When the group began in 1987, the members were already veterans of the Portland music scene, running their own label and having played in the Rats, King Bee, and Western Front. And since calling it a day in '06, Dead Moon's legend has only grown, even as the Coles formed Pierced Arrows and Loomis went on to play in the Shiny Things. On Saturday, January 4, Portland will get to see Dead Moon in action again, as the Coles and Loomis reunite for the Crystal Ballroom's 100-year anniversary "100 Nights" concert series.

"The Crystal [Ballroom] has a very special meaning, to me and Fred especially," Toody says. Shortly after Fred and Toody got together in 1967, Fred's band the Weeds—a band that opened for the likes of Janis Joplin and the Doors—performed there. Dead Moon also played at the grand opening of the remodeled Crystal in 1997. Loomis even used to squat at the venue. So when the Crystal presented the idea to Dead Moon, they saw the perfect opportunity.

Loomis says they're making the show a special event, with a tight-knit community of old friends. "From the sound people to the people doing the lights to the bartenders, everybody knows everybody," he says. "So it's just gonna be real comfortable."

It's an event that'll bring in fans from all around the US and Europe, a perfect indication of how dedicated their followers are—not that the vast number of Dead Moon skull-and-moon logo tattoos aren't indication enough. "It's almost like having a giant family, and everyone that has a tattoo is a part of it," Fred says. The band members love seeing all the different variations, adding that the logo has also made its way onto classic cars and even a huge granite gravestone for a Dutch fan who put the request in his will.

"It's outrageous that the band has meant that much personally to so many people around the world," Toody says.

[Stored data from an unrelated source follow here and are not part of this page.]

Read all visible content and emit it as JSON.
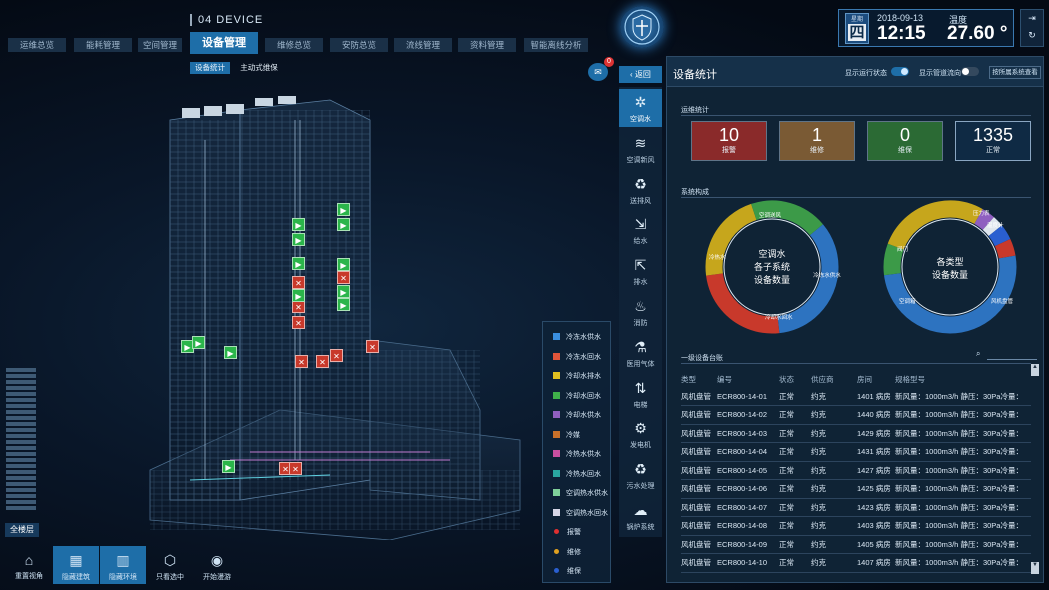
{
  "device_title": "04 DEVICE",
  "nav": [
    {
      "label": "运维总览",
      "active": false
    },
    {
      "label": "能耗管理",
      "active": false
    },
    {
      "label": "空间管理",
      "active": false
    },
    {
      "label": "设备管理",
      "active": true
    },
    {
      "label": "维修总览",
      "active": false
    },
    {
      "label": "安防总览",
      "active": false
    },
    {
      "label": "流线管理",
      "active": false
    },
    {
      "label": "资料管理",
      "active": false
    },
    {
      "label": "智能离线分析",
      "active": false
    }
  ],
  "subtabs": [
    {
      "label": "设备统计",
      "active": true
    },
    {
      "label": "主动式维保",
      "active": false
    }
  ],
  "datetime": {
    "week_label": "星期",
    "weekday": "四",
    "date": "2018-09-13",
    "time": "12:15",
    "temp_label": "温度",
    "temp": "27.60 °"
  },
  "chat_badge": "0",
  "all_floors_label": "全楼层",
  "toolbar": [
    {
      "label": "重置视角",
      "icon": "home-icon",
      "glyph": "⌂",
      "active": false
    },
    {
      "label": "隐藏建筑",
      "icon": "building-icon",
      "glyph": "▦",
      "active": true
    },
    {
      "label": "隐藏环境",
      "icon": "environment-icon",
      "glyph": "▥",
      "active": true
    },
    {
      "label": "只看选中",
      "icon": "cube-icon",
      "glyph": "⬡",
      "active": false
    },
    {
      "label": "开始漫游",
      "icon": "eye-icon",
      "glyph": "◉",
      "active": false
    }
  ],
  "legend": [
    {
      "label": "冷冻水供水",
      "color": "#3a8fe0",
      "shape": "square"
    },
    {
      "label": "冷冻水回水",
      "color": "#e0553a",
      "shape": "square"
    },
    {
      "label": "冷却水排水",
      "color": "#e0c020",
      "shape": "square"
    },
    {
      "label": "冷却水回水",
      "color": "#3fb04a",
      "shape": "square"
    },
    {
      "label": "冷却水供水",
      "color": "#8f5fc0",
      "shape": "square"
    },
    {
      "label": "冷媒",
      "color": "#c8702a",
      "shape": "square"
    },
    {
      "label": "冷热水供水",
      "color": "#c84fa0",
      "shape": "square"
    },
    {
      "label": "冷热水回水",
      "color": "#2aa6a0",
      "shape": "square"
    },
    {
      "label": "空调热水供水",
      "color": "#7fd09a",
      "shape": "square"
    },
    {
      "label": "空调热水回水",
      "color": "#d6d6e6",
      "shape": "square"
    },
    {
      "label": "报警",
      "color": "#e03030",
      "shape": "dot"
    },
    {
      "label": "维修",
      "color": "#e0a020",
      "shape": "dot"
    },
    {
      "label": "维保",
      "color": "#2a5fd0",
      "shape": "dot"
    }
  ],
  "back_label": "返回",
  "categories": [
    {
      "label": "空调水",
      "icon": "fan-icon",
      "glyph": "✲",
      "active": true
    },
    {
      "label": "空调新风",
      "icon": "wind-icon",
      "glyph": "≋",
      "active": false
    },
    {
      "label": "送排风",
      "icon": "recycle-icon",
      "glyph": "♻",
      "active": false
    },
    {
      "label": "给水",
      "icon": "water-in-icon",
      "glyph": "⇲",
      "active": false
    },
    {
      "label": "排水",
      "icon": "water-out-icon",
      "glyph": "⇱",
      "active": false
    },
    {
      "label": "消防",
      "icon": "fire-icon",
      "glyph": "♨",
      "active": false
    },
    {
      "label": "医用气体",
      "icon": "gas-icon",
      "glyph": "⚗",
      "active": false
    },
    {
      "label": "电梯",
      "icon": "elevator-icon",
      "glyph": "⇅",
      "active": false
    },
    {
      "label": "发电机",
      "icon": "generator-icon",
      "glyph": "⚙",
      "active": false
    },
    {
      "label": "污水处理",
      "icon": "sewage-icon",
      "glyph": "♻",
      "active": false
    },
    {
      "label": "锅炉系统",
      "icon": "boiler-icon",
      "glyph": "☁",
      "active": false
    }
  ],
  "panel": {
    "title": "设备统计",
    "toggle1": "显示运行状态",
    "toggle2": "显示管道流向",
    "link": "按所属系统查看",
    "ops_label": "运维统计",
    "stats": [
      {
        "num": "10",
        "label": "报警",
        "bg": "#8a2a2a"
      },
      {
        "num": "1",
        "label": "维修",
        "bg": "#7a5a34"
      },
      {
        "num": "0",
        "label": "维保",
        "bg": "#2b6a34"
      },
      {
        "num": "1335",
        "label": "正常",
        "bg": "#0f2a44"
      }
    ],
    "sys_label": "系统构成",
    "donut1": {
      "center": [
        "空调水",
        "各子系统",
        "设备数量"
      ],
      "labels": [
        "冷冻水供水",
        "冷却水回水",
        "冷热水",
        "空调送风"
      ]
    },
    "donut2": {
      "center": [
        "各类型",
        "设备数量"
      ],
      "labels": [
        "压力表",
        "温度计",
        "阀门",
        "空调箱",
        "风机盘管"
      ]
    },
    "table_label": "一级设备台账",
    "columns": [
      "类型",
      "编号",
      "状态",
      "供应商",
      "房间",
      "规格型号"
    ],
    "rows": [
      [
        "风机盘管",
        "ECR800-14-01",
        "正常",
        "约克",
        "1401 病房",
        "新风量：1000m3/h 静压：30Pa冷量："
      ],
      [
        "风机盘管",
        "ECR800-14-02",
        "正常",
        "约克",
        "1440 病房",
        "新风量：1000m3/h 静压：30Pa冷量："
      ],
      [
        "风机盘管",
        "ECR800-14-03",
        "正常",
        "约克",
        "1429 病房",
        "新风量：1000m3/h 静压：30Pa冷量："
      ],
      [
        "风机盘管",
        "ECR800-14-04",
        "正常",
        "约克",
        "1431 病房",
        "新风量：1000m3/h 静压：30Pa冷量："
      ],
      [
        "风机盘管",
        "ECR800-14-05",
        "正常",
        "约克",
        "1427 病房",
        "新风量：1000m3/h 静压：30Pa冷量："
      ],
      [
        "风机盘管",
        "ECR800-14-06",
        "正常",
        "约克",
        "1425 病房",
        "新风量：1000m3/h 静压：30Pa冷量："
      ],
      [
        "风机盘管",
        "ECR800-14-07",
        "正常",
        "约克",
        "1423 病房",
        "新风量：1000m3/h 静压：30Pa冷量："
      ],
      [
        "风机盘管",
        "ECR800-14-08",
        "正常",
        "约克",
        "1403 病房",
        "新风量：1000m3/h 静压：30Pa冷量："
      ],
      [
        "风机盘管",
        "ECR800-14-09",
        "正常",
        "约克",
        "1405 病房",
        "新风量：1000m3/h 静压：30Pa冷量："
      ],
      [
        "风机盘管",
        "ECR800-14-10",
        "正常",
        "约克",
        "1407 病房",
        "新风量：1000m3/h 静压：30Pa冷量："
      ]
    ]
  }
}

With the epically long set the band is planning and the energy of fans from around the world, Saturday's show could easily inspire some more bodily adornment. The big question, though: Is it a one-off? "We don't know!" they all say in unison.

While Loomis and the Coles know they won't be taking Dead Moon on the road again, they're just going to leave the possibility open of playing more shows, and see what happens. "We want to keep it to where it's something incredibly special," says Toody.